Work Email waterfall

Find and validate work emails faster — the Work Email waterfall cascades across multiple providers in sequence, stopping as soon as a valid result is found.

Overview

The Work Email waterfall finds and validates a person's work email address by cascading across multiple email finding providers in sequence — stopping as soon as one returns a valid result.

You only pay credits for the provider that finds a match, making it one of the most credit-efficient ways to build email coverage at scale.

Setting up the Work Email waterfall

  1. In your table, click Add enrichment in the top right corner.
  2. Search for Work Email  and select it from the results.
  3. Choose between Quick setup and Full configuration
  4. Map your input columns and click Save.

The Work Email waterfall includes two advanced settings — Infer Email and Validation — that work together to give you more control over credit efficiency and result quality.

Infer Email attempts a free email guess before calling any paid provider, while Validation settings let you define what counts as a valid result and when the waterfall should stop searching. Both are available in Full configuration mode.

Infer Email

Infer email inserts a free step at the beginning of your waterfall that constructs an email address from a person's name and company domain using a common naming pattern. If the inferred email passes validation, the waterfall stops immediately — no paid providers are called. If it fails, the waterfall continues to the next step as normal.

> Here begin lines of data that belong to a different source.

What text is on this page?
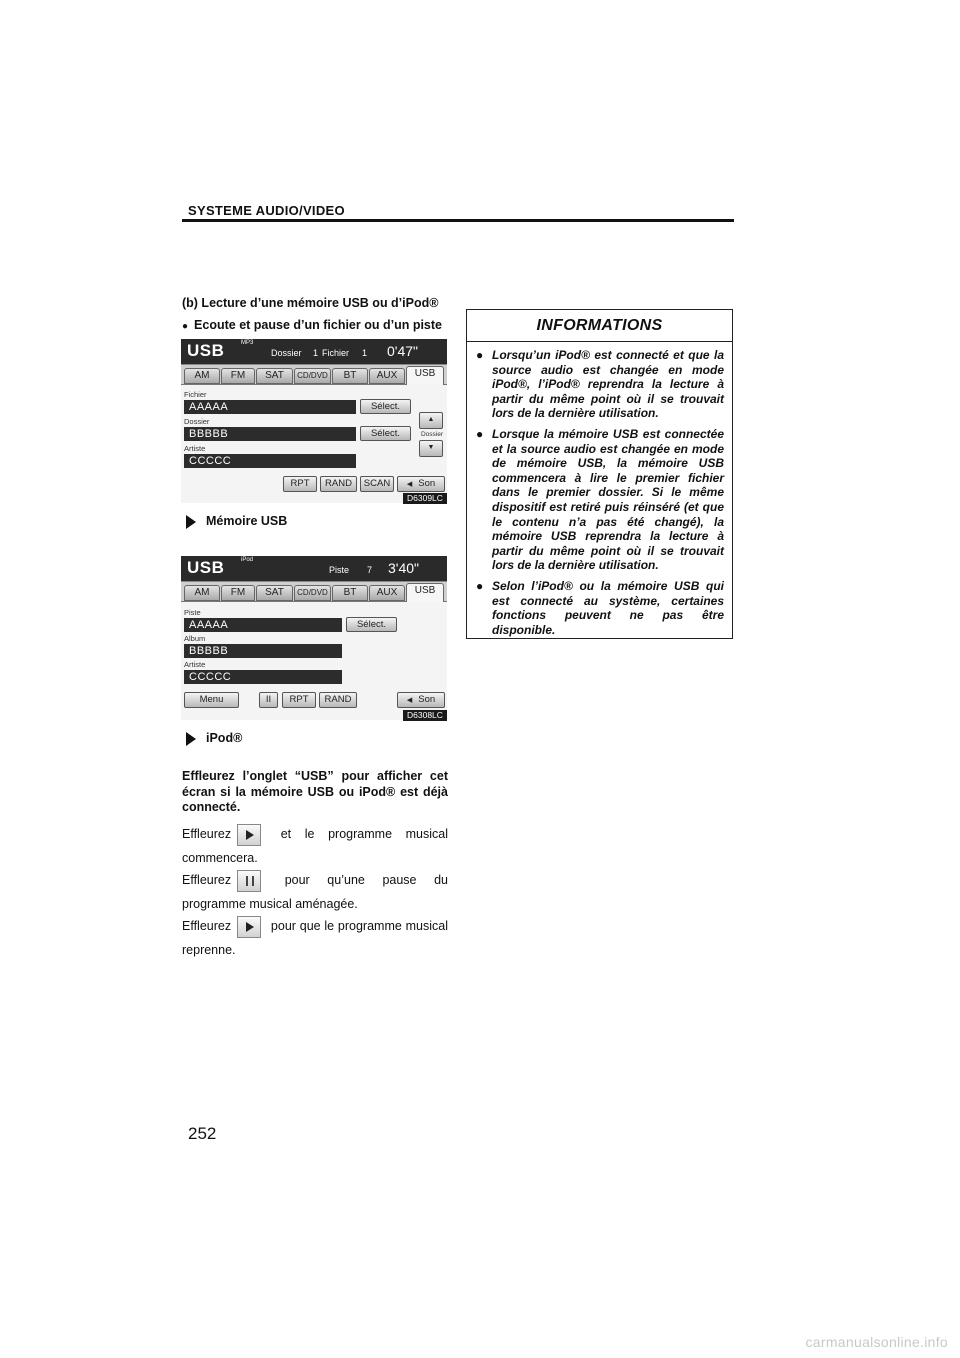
SYSTEME AUDIO/VIDEO
(b) Lecture d’une mémoire USB ou d’iPod®
● Ecoute et pause d’un fichier ou d’un piste
USB	MP3
Dossier 1 Fichier 1 0'47"
AM	FM	SAT	CD/DVD	BT	AUX	USB
Fichier
AAAAA	Sélect.
Dossier
BBBBB	Sélect.
Artiste
CCCCC
▲
Dossier
▼
RPT	RAND	SCAN	◀ Son
D6309LC
Mémoire USB
USB	iPod
Piste 7 3'40"
AM	FM	SAT	CD/DVD	BT	AUX	USB
Piste
AAAAA	Sélect.
Album
BBBBB
Artiste
CCCCC
Menu	II	RPT	RAND	◀ Son
D6308LC
iPod®
Effleurez l’onglet “USB” pour afficher cet écran si la mémoire USB ou iPod® est déjà connecté.
Effleurez	et le programme musical commencera.
Effleurez	pour qu’une pause du programme musical aménagée.
Effleurez	pour que le programme musical reprenne.
INFORMATIONS
● Lorsqu’un iPod® est connecté et que la source audio est changée en mode iPod®, l’iPod® reprendra la lecture à partir du même point où il se trouvait lors de la dernière utilisation.
● Lorsque la mémoire USB est connectée et la source audio est changée en mode de mémoire USB, la mémoire USB commencera à lire le premier fichier dans le premier dossier. Si le même dispositif est retiré puis réinséré (et que le contenu n’a pas été changé), la mémoire USB reprendra la lecture à partir du même point où il se trouvait lors de la dernière utilisation.
● Selon l’iPod® ou la mémoire USB qui est connecté au système, certaines fonctions peuvent ne pas être disponible.
252
carmanualsonline.info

Because this step costs zero credits, it can meaningfully reduce per-row spend when the pattern matches correctly. In Clay's internal testing on a software-industry dataset, the default first.last@domain.com pattern returned a valid email roughly 31% of the time.

Enabling Infer Email

  1. While in a table, click Tools → open the Work Email waterfall.
  2. Scroll to the bottom of the Inputs section and toggle on Include infer-email enrichment as first step?
  3. In the Column mapping panel that appears, configure your inputs (see below).
  4. Click Save waterfall step.

Inputs

  • Email Pattern (required): The naming pattern used to construct the email address. Defaults to first.last@domain.com.
  • Domain (required): The company domain to use when constructing the email (e.g. clay.com).
  • Name Inputs (at least one required, depending on the pattern selected):
    • First Name.
    • Last Name.
    • Middle Name — only needed for the first.[middle_initial].last@domain.com pattern.
Tip: Email naming conventions vary by company and industry. Test on a small sample before running at scale to assess how well a given pattern performs for your dataset.

Validation

The Validation section in Full configuration controls how the waterfall evaluates whether an email result is good enough to stop on. Getting this right is what ties the whole waterfall together — too strict and you'll over-spend chasing elusive emails; too loose and you'll accept results that bounce.

Validation provider and strategy

Validation Provider (optional): The provider used to validate each email. When set, a validation column is added after each provider step.

Require validation success?: When toggled on, the waterfall only accepts an email if the validation provider explicitly confirms it as valid. When off, the waterfall may accept emails where validation was inconclusive.

Validation strategy: Controls your risk tolerance for what counts as a valid email. Select from:

  • Conservative — The safest approach, including all verified email types. Best when deliverability matters (e.g. cold outreach where bounce rates affect sender reputation).
  • Balanced — Moderate risk level, including catch-alls. A good middle ground when you want some coverage of catch-all domains.
  • Aggressive — Higher risk level, good for casting a wide net. Best when volume and coverage take priority over precision.
  • Advanced — Manual configuration for fine-grained control over validation behavior.

Additional column settings

Output name of successful provider? (optional): When enabled, adds a column showing which provider successfully found the email.

Hide provider columns? (optional, on by default): Hides the intermediate per-provider columns, keeping your table clean. Disable if you want to see which provider returned each result.

Threshold for duplicate results (optional, default 0): Stops the waterfall early if the same email keeps failing validation across multiple providers. Setting this to 0 disables the feature. Set to 2 or higher to stop the waterfall after the same invalid email appears that many times — preventing credits from being spent running additional providers that are likely to return the same result.

Tip: The Threshold for duplicate results setting is especially useful when paired with the Conservative strategy — if a catch-all email keeps failing conservative validation across providers, the threshold prevents the waterfall from continuing to spend credits on the same result.

FAQs

Which email pattern should I use?

The best pattern depends on the companies in your dataset. first.last@domain.com is the default because it's the most common format across industries. For more specific datasets, test a small sample (~10 rows) with different patterns to find what performs best before running at scale.

Does Infer Email cost credits?

No. Infer Email is completely free — it costs zero Clay credits regardless of whether the inferred email passes validation or not.

What happens if Infer Email guesses the wrong email?

If the inferred email fails validation, the waterfall moves on to the next provider as normal. No credits are charged for the failed Infer Email step.

When should I adjust the Threshold for duplicate results?

Consider setting it to 2 when you're using Conservative validation and noticing that multiple providers are all returning the same email that keeps failing. Left at 0, the waterfall will continue through every provider, spending credits on a result it's already decided to reject.

Can I use both Infer Email and a validation strategy together?

Yes — and this is the recommended setup for cost-efficient workflows. Infer Email handles the free first attempt; your validation strategy then controls how the rest of the waterfall evaluates results from paid providers.